For the Congress, Kishore has proposed a blockbuster initiative: Making Priyanka Gandhi the party’s candidate for Chief Minister. This is a high-risk, potentially high-outcome idea. In the 19th century, there was a movement for “heroic medicine” in Europe. It entailed taking risky steps that could cure immediately but also potentially threaten a patient’s well-being: Cure or kill, to use shorthand. The Priyanka Gandhi option is the political equivalent of ‘heroic medicine’ for the Congress.

What could be the underlying logic? Uttar Pradesh is a polity comprising several community and caste groups and each electoral victor in recent years has had to weld a successful coalition. If one segment is brought on board, it is easier to appeal to other segments and groups. Without that first group, of course, there is a viability problem. In recent years in the State, the BSP, the SP and even the BJP have begun with a base vote. The Congress does not have a single demographic unit that is loyal to it. It has no core vote around which to gather the incremental vote; its loyal vote is ageing and voting from memory.

Kishore’s calculation could be that bringing a Nehru-Gandhi family member, especially an untested one such as Priyanka Gandhi, would be the tonic to attract a certain quantum of Brahmin voters and Muslims. This will bring the Congress into contention and from then on a sustained and sharp-focused election campaign could draw in urban voters from the many towns of Uttar Pradesh and other floating members of the electorate.

In theory, this is a fair assessment. In 1999, it took a short burst from Priyanka Gandhi to snatch the Brahmin vote from the BJP in Amethi. This reduced Arun Nehru (then the BJP candidate) from an obvious front-runner to fourth place. Precisely the same mechanism, of using a Nehru-Gandhi family member as chief ministerial nominee, had been speculated upon in 2007, with Rahul Gandhi suggested for the role.

Can all this hold true today? There are several factors and caveats that need to be considered here.
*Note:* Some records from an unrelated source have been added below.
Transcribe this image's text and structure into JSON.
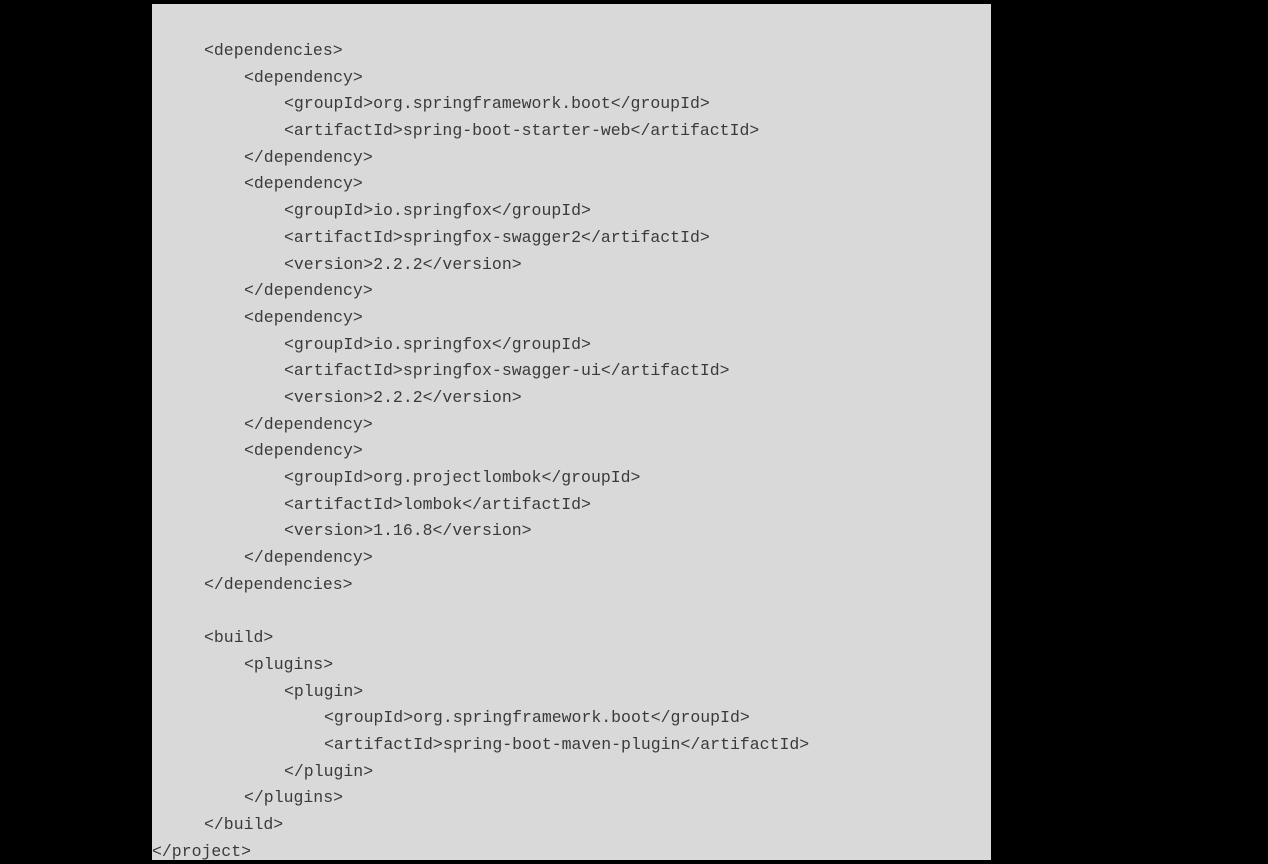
{
  "code": {
    "lines": [
      {
        "indent": 1,
        "text": "<dependencies>"
      },
      {
        "indent": 2,
        "text": "<dependency>"
      },
      {
        "indent": 3,
        "text": "<groupId>org.springframework.boot</groupId>"
      },
      {
        "indent": 3,
        "text": "<artifactId>spring-boot-starter-web</artifactId>"
      },
      {
        "indent": 2,
        "text": "</dependency>"
      },
      {
        "indent": 2,
        "text": "<dependency>"
      },
      {
        "indent": 3,
        "text": "<groupId>io.springfox</groupId>"
      },
      {
        "indent": 3,
        "text": "<artifactId>springfox-swagger2</artifactId>"
      },
      {
        "indent": 3,
        "text": "<version>2.2.2</version>"
      },
      {
        "indent": 2,
        "text": "</dependency>"
      },
      {
        "indent": 2,
        "text": "<dependency>"
      },
      {
        "indent": 3,
        "text": "<groupId>io.springfox</groupId>"
      },
      {
        "indent": 3,
        "text": "<artifactId>springfox-swagger-ui</artifactId>"
      },
      {
        "indent": 3,
        "text": "<version>2.2.2</version>"
      },
      {
        "indent": 2,
        "text": "</dependency>"
      },
      {
        "indent": 2,
        "text": "<dependency>"
      },
      {
        "indent": 3,
        "text": "<groupId>org.projectlombok</groupId>"
      },
      {
        "indent": 3,
        "text": "<artifactId>lombok</artifactId>"
      },
      {
        "indent": 3,
        "text": "<version>1.16.8</version>"
      },
      {
        "indent": 2,
        "text": "</dependency>"
      },
      {
        "indent": 1,
        "text": "</dependencies>"
      },
      {
        "indent": 0,
        "text": ""
      },
      {
        "indent": 1,
        "text": "<build>"
      },
      {
        "indent": 2,
        "text": "<plugins>"
      },
      {
        "indent": 3,
        "text": "<plugin>"
      },
      {
        "indent": 4,
        "text": "<groupId>org.springframework.boot</groupId>"
      },
      {
        "indent": 4,
        "text": "<artifactId>spring-boot-maven-plugin</artifactId>"
      },
      {
        "indent": 3,
        "text": "</plugin>"
      },
      {
        "indent": 2,
        "text": "</plugins>"
      },
      {
        "indent": 1,
        "text": "</build>"
      },
      {
        "indent": 0,
        "text": "</project>"
      }
    ]
  },
  "colors": {
    "background": "#000000",
    "panel": "#d9d9d9",
    "text": "#3a3a3a"
  }
}
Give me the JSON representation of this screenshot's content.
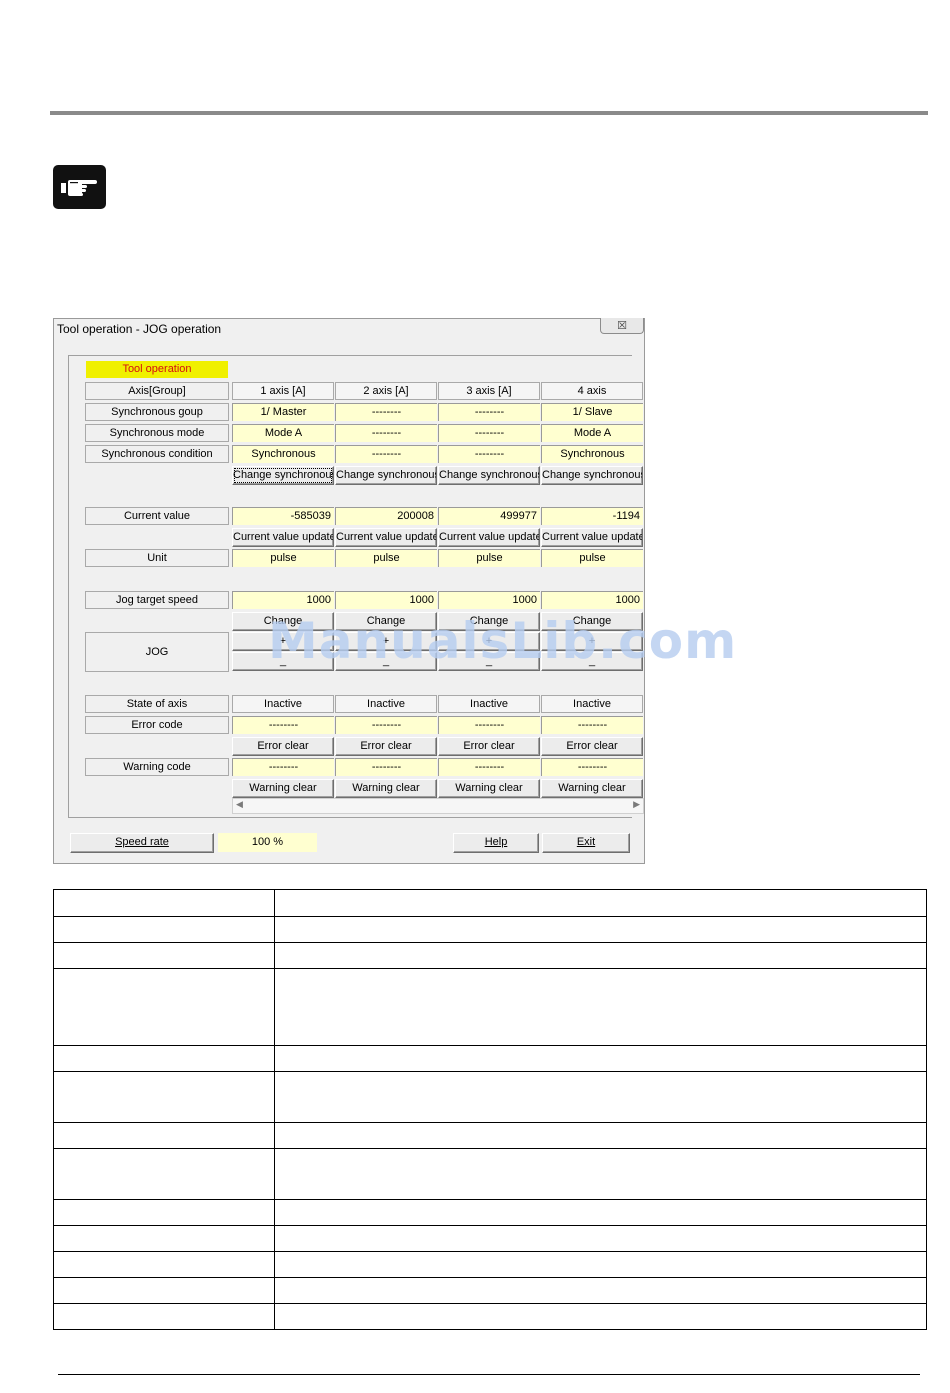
{
  "dialog": {
    "title": "Tool operation - JOG operation",
    "close_label": "☒",
    "tab_label": "Tool operation",
    "row_labels": {
      "axis": "Axis[Group]",
      "sync_group": "Synchronous goup",
      "sync_mode": "Synchronous mode",
      "sync_condition": "Synchronous condition",
      "current_value": "Current value",
      "unit": "Unit",
      "jog_speed": "Jog target speed",
      "jog": "JOG",
      "state": "State of axis",
      "error_code": "Error code",
      "warning_code": "Warning code"
    },
    "axes": [
      {
        "header": "1 axis [A]",
        "sync_group": "1/ Master",
        "sync_mode": "Mode A",
        "sync_condition": "Synchronous",
        "change_sync": "Change synchronous",
        "current_value": "-585039",
        "cv_update": "Current value update",
        "unit": "pulse",
        "jog_speed": "1000",
        "change": "Change",
        "jog_plus": "+",
        "jog_minus": "_",
        "state": "Inactive",
        "error_code": "--------",
        "error_clear": "Error clear",
        "warning_code": "--------",
        "warning_clear": "Warning clear"
      },
      {
        "header": "2 axis [A]",
        "sync_group": "--------",
        "sync_mode": "--------",
        "sync_condition": "--------",
        "change_sync": "Change synchronous",
        "current_value": "200008",
        "cv_update": "Current value update",
        "unit": "pulse",
        "jog_speed": "1000",
        "change": "Change",
        "jog_plus": "+",
        "jog_minus": "_",
        "state": "Inactive",
        "error_code": "--------",
        "error_clear": "Error clear",
        "warning_code": "--------",
        "warning_clear": "Warning clear"
      },
      {
        "header": "3 axis [A]",
        "sync_group": "--------",
        "sync_mode": "--------",
        "sync_condition": "--------",
        "change_sync": "Change synchronous",
        "current_value": "499977",
        "cv_update": "Current value update",
        "unit": "pulse",
        "jog_speed": "1000",
        "change": "Change",
        "jog_plus": "+",
        "jog_minus": "_",
        "state": "Inactive",
        "error_code": "--------",
        "error_clear": "Error clear",
        "warning_code": "--------",
        "warning_clear": "Warning clear"
      },
      {
        "header": "4 axis",
        "sync_group": "1/ Slave",
        "sync_mode": "Mode A",
        "sync_condition": "Synchronous",
        "change_sync": "Change synchronous",
        "current_value": "-1194",
        "cv_update": "Current value update",
        "unit": "pulse",
        "jog_speed": "1000",
        "change": "Change",
        "jog_plus": "+",
        "jog_minus": "_",
        "state": "Inactive",
        "error_code": "--------",
        "error_clear": "Error clear",
        "warning_code": "--------",
        "warning_clear": "Warning clear"
      }
    ],
    "footer": {
      "speed_rate_label": "Speed rate",
      "speed_rate_value": "100 %",
      "help_label": "Help",
      "exit_label": "Exit"
    }
  },
  "watermark": "ManualsLib.com"
}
Much water has flown down the Gangetic plains since 1999 or even 2007. The freshness and untested nature of the Nehru-Gandhi siblings has given way to a degree of listlessness and fatigue, if not ridicule and downright hostility. Younger voters have no memories of Atal Bihari Vajpayee’s Government, let alone of the peak of the Nehru-Gandhi dynasty and of Indira and Rajiv Gandhi. After the UPA years, and following a series of start-stop political attempts, Rahul Gandhi can no longer be sold as an innocent newcomer, untainted by office and power.
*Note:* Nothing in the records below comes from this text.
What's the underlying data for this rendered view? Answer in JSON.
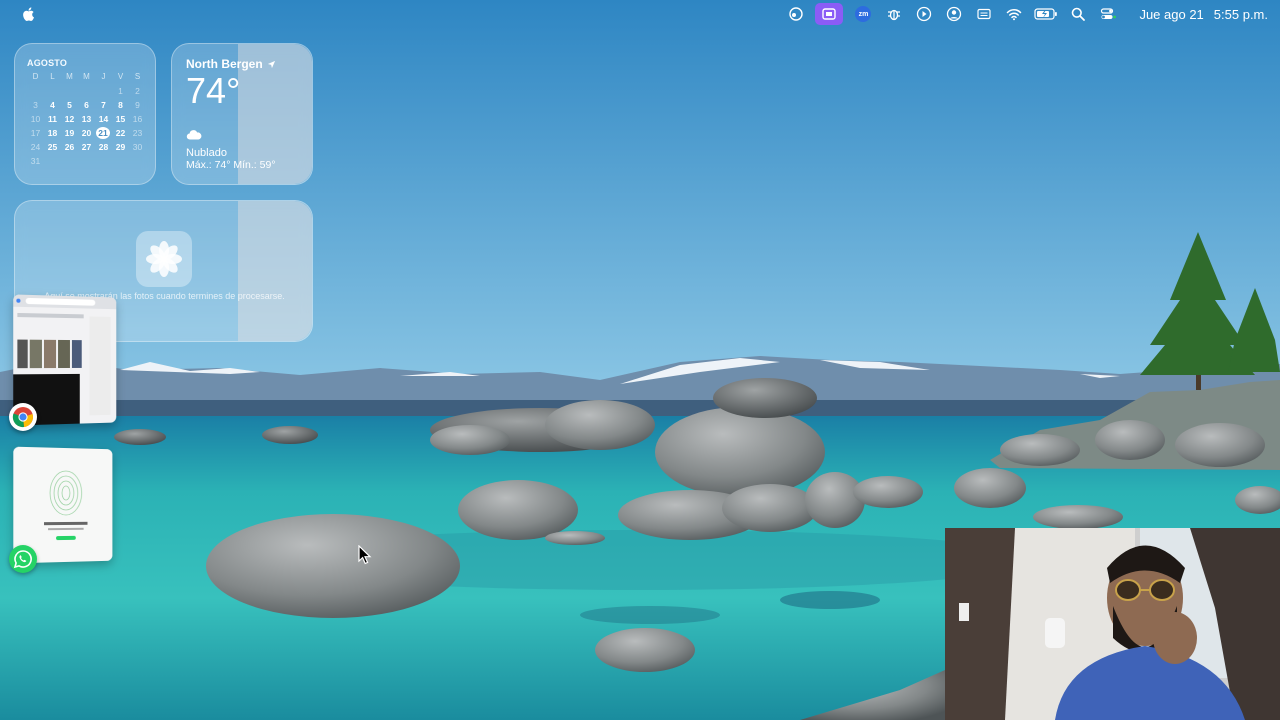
{
  "menubar": {
    "date": "Jue ago 21",
    "time": "5:55 p.m.",
    "zoom_label": "zm"
  },
  "calendar": {
    "month": "AGOSTO",
    "weekdays": [
      "D",
      "L",
      "M",
      "M",
      "J",
      "V",
      "S"
    ],
    "weeks": [
      [
        "",
        "",
        "",
        "",
        "",
        "1",
        "2"
      ],
      [
        "3",
        "4",
        "5",
        "6",
        "7",
        "8",
        "9"
      ],
      [
        "10",
        "11",
        "12",
        "13",
        "14",
        "15",
        "16"
      ],
      [
        "17",
        "18",
        "19",
        "20",
        "21",
        "22",
        "23"
      ],
      [
        "24",
        "25",
        "26",
        "27",
        "28",
        "29",
        "30"
      ],
      [
        "31",
        "",
        "",
        "",
        "",
        "",
        ""
      ]
    ],
    "today": "21"
  },
  "weather": {
    "city": "North Bergen",
    "temperature": "74°",
    "condition": "Nublado",
    "high_low": "Máx.: 74° Mín.: 59°"
  },
  "photos": {
    "message": "Aquí se mostrarán las fotos cuando termines de procesarse."
  },
  "colors": {
    "sky_top": "#2f86c2",
    "sky_bottom": "#8cc6e4",
    "lake": "#1e9fa6",
    "accent_menu": "#8b5cf6",
    "whatsapp": "#25d366"
  }
}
While his sister has been outside formal politics, some of the UPA era’s power overhang would have affected her too. True, if she becomes a chief ministerial candidate she will take away a lot of attention, if nothing else. Yet, she could also draw attention to her husband, and how that will play out is another story. More than that, the Nehru-Gandhi template of all or nothing, of making its members either Prime Minister or take no position, will need to be revised if Priyanka Gandhi is to present herself as chief ministerial hopeful. This may seem a small matter for most politicians; in the self-created and self-serving mythology of the Nehru-Gandhi universe it amounts to an astral explosion.

Presume Kishore’s counsel is heeded and the experiment is taken up. What next? Let us take a generous view and decide that Priyanka Gandhi will be a rousing campaigner and move the Congress to 100-125 seats (in a State Assembly of 403). Do note that even these numbers seem absolute fantasy at the moment, but let us just believe they will occur. At this stage, there will be a surge in the Congress to scale up the Priyanka model and expand it to the rest of the country, to promote her to a national role and junk Rahul Gandhi. How the family will cope with that, remains a piquant question.
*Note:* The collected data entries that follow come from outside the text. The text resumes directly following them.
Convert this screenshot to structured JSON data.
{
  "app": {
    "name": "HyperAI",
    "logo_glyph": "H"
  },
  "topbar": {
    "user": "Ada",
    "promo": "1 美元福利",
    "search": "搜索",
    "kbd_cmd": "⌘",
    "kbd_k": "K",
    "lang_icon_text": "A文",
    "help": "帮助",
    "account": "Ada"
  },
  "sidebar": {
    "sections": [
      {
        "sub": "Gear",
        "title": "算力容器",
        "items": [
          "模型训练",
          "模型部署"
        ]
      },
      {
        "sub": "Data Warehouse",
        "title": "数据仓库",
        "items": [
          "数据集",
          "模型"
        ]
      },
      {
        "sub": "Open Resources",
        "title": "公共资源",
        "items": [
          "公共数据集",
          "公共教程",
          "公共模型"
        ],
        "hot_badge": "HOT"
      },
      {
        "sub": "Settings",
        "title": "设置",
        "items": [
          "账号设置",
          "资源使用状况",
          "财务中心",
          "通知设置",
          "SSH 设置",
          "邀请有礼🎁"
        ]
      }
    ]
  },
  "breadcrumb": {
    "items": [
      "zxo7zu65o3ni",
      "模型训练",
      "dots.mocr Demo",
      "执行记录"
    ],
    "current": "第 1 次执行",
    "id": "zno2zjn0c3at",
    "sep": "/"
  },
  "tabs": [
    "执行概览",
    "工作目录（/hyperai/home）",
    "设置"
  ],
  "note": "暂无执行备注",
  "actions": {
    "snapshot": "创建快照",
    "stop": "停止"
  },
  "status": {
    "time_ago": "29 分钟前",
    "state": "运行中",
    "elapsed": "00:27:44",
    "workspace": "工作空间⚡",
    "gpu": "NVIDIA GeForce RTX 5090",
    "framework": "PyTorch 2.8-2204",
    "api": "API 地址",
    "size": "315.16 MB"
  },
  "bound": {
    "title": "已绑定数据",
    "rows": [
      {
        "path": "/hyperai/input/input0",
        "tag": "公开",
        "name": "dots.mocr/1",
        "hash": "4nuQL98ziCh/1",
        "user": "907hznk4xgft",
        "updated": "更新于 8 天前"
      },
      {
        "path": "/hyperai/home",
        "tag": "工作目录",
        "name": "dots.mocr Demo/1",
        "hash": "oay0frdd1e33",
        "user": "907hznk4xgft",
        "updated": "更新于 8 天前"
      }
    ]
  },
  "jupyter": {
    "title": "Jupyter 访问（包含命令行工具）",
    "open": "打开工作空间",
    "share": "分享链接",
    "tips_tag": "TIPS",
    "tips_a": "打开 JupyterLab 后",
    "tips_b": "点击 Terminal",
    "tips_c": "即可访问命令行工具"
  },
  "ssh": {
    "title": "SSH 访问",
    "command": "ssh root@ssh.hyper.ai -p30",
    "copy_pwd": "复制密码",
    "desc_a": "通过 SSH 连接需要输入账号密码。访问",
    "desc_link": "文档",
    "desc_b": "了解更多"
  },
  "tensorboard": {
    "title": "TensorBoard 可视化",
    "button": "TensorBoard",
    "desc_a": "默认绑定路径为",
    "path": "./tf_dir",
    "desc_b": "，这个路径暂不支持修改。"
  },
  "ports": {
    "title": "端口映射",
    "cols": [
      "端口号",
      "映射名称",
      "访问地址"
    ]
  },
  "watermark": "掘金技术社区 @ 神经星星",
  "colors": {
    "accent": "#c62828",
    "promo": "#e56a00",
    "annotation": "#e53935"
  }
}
Alternatively, what if the Priyanka project falls flat and she, like her brother in 2012, cannot lift the Congress beyond the 25-30 seat trap. In that situation, the Congress would have exhausted its self-proclaimed brahmastra (weapon of last resort). It will need to prepare for the 2019 general election with a brother vanquished in 2012 and 2014 and a sister vanquished in 2017. After that, would anything matter?